Unlike most of their peers, Squeeze never stopped evolving and manage the rare trick of updating their classic songs with clever rearrangements as well as producing new tunes which are both in keeping with the group's identity while moving forward into new territory in an evolutionary manner. Both aspects were on display in Atlanta at the Tabernacle as the band stormed through a marvelous set of music.

Vocalist/guitarist Glenn Tilbrook and vocalist/guitarist Chris Difford make up the historical core of the band and their 40 plus years together have certainly honed their trademark vocal harmonies. Perhaps some may be less aware of their instrumental prowess as well as the brilliant solos which Tilbrook has played throughout the years. One might say that Tilbrook's soloing falls somewhere between that of George Harrison and something one might expect from Steely Dan; the chord changes are addressed in a very musical way while the songs still retain a lively rock feel.

In fact, Tilbrook has gone on record that his playing has been informed by his love for Joe Pass and Wes Montgomery as well as by Amos Garrett and Jimi Hendrix. These elements have rarely been discussed but add to the band's signature sound. Live, all of this is even more evident as Tilbrook allows himself more room to roam while the band still manages to make it feel like a brisk, well thought out set. Another Nail from My Heart was an excellent example of melodic soloing from Tilbrook as he followed the chord changes in a very musical manner, eschewing typical rock cliches.

The classic tune Tempted was introduced in a stripped down format with Glenn on guitar and vocals (and the entire venue singing along) and certainly confirmed the old adage that almost any song worth writing can be effectively delivered on a guitar in skeletal form. As the keys were introduced along with percussion, the band offered a virtual workshop in songwriting as well how to address a classic tune in such a way as to make it ring fresh decades later. The tune's chordal moves highlight a timeless sophistication which has been lacking from popular music for some time now.

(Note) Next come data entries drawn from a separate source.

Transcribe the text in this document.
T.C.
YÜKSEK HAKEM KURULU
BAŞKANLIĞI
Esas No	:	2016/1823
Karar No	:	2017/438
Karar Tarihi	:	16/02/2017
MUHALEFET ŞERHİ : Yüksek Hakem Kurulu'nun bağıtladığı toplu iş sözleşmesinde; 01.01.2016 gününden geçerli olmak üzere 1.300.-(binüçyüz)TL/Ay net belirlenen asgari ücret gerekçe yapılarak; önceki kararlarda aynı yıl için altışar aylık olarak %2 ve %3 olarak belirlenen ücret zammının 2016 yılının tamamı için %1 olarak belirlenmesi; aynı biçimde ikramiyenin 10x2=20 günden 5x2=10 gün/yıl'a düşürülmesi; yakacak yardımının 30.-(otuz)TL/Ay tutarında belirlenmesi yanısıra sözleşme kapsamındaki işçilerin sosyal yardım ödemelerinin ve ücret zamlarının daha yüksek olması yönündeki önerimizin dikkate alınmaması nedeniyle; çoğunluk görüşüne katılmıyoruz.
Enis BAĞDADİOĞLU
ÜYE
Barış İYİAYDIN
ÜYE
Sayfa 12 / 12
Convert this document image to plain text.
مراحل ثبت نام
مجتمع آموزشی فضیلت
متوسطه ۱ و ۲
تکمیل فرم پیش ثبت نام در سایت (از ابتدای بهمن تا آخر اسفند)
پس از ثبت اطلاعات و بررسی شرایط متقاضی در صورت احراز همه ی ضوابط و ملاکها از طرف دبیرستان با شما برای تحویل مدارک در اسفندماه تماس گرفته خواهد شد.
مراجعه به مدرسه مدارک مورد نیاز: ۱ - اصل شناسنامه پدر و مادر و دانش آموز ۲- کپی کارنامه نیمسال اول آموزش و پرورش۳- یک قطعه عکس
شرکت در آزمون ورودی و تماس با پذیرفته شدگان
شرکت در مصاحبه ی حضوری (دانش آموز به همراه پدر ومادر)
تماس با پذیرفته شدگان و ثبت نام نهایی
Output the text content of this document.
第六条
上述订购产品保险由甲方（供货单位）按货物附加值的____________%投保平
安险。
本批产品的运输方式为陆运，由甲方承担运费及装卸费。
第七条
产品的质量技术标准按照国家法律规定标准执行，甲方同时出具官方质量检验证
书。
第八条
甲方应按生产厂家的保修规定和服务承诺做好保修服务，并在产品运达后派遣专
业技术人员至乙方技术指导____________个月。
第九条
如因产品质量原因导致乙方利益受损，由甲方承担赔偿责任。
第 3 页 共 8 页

The band was an efficient and skilled unit with Stephen Large on keys who supplied a variety of textures and solos (even strapping on a keytar of sorts). Simon Hanson and Steven Smith on drums and percussion respectively propelled the music and provided the occasional Latin flare as well. Pedal steel master Melvin Duffy imbued the songs with a timeless sound and expertly filled out the arrangements in unusual ways.

Jazz oriented listeners who may not have checked in on Squeeze in recent years would be well advised to look into recent Squeeze albums to get a better sense of how they have continued to evolve and especially well advised to see them in their element live. Now more than ever, the band manages the considerable feat of delivering both a sophisticated and a satisfyingly rocking show.